A number of Directors-General of Customs have told me that they have been summoned to meetings with their parliamentary masters, only to find themselves being praised or chastised, depending on the findings of such reports. As a result, stakeholders are seeking assurances about the validity and reliability of the reports, and I am pleased to note that the article by Motohiro Fujimitsu in this edition of the World Customs Journal comments on the relevance of comparative reports in the context of aid for trade facilitation. Hopefully further research will be forthcoming in this area of academic interest, with its potential to influence government decision making.
In other academic contributions, Chang-Ryung Han and Robert Ireland examine customs enforcement of informal funds transfer systems, Yuri V Malyshenko analyses key aspects of customs control, Rob Preece provides a review of literature on the impact of excise taxation on government revenues and social objectives, and Parthasarathi Shome examines the role of Customs in international relations. Practitioner contributions to this edition include a noteworthy article by Lars Karlsson on the importance of leadership development in achieving successful capacity building outcomes, and Libing Wei’s perspective on the impact of trade friction on customs performance.
The next edition of the Journal will focus on integrity and anti-corruption strategies relevant to the customs operating environment.
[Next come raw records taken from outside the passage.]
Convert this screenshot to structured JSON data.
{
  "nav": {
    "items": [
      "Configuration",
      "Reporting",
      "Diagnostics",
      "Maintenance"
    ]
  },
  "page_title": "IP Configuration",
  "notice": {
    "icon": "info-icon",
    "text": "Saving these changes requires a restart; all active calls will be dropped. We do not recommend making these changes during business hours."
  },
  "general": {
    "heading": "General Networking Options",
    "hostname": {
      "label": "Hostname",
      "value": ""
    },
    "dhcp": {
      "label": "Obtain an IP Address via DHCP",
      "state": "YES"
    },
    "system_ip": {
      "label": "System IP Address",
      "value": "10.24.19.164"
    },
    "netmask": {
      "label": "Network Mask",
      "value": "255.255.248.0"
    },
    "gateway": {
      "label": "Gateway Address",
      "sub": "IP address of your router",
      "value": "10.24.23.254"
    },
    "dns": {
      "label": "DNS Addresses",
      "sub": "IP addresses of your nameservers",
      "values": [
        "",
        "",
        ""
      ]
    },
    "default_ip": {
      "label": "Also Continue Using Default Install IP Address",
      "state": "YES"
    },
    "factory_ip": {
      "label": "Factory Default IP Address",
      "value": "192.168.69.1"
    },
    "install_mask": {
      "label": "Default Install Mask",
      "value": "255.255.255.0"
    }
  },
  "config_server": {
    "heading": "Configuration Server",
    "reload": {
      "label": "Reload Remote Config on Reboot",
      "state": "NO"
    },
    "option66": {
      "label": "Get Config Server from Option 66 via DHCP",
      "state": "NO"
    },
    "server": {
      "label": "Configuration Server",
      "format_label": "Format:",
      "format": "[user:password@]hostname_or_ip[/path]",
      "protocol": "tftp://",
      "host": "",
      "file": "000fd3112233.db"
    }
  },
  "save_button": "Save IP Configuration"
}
This has always been an area of critical importance, and is again emerging as a topic of concern. The WCO’s Revised Integrity Development Guide was discussed at the meeting of the Integrity Sub-Committee in January this year, and will be considered for adoption by the Policy Commission and Council in June. The Editorial Board would welcome contributions on this and other topics from both Customs and the international trading community.
Finally, I would like to welcome Professor Aydin Aliyev onto the Editorial Board. The Journal and its readership will benefit significantly from Professor Aliyev’s impressive achievements in both public office and academia, and his high standing in the international customs community.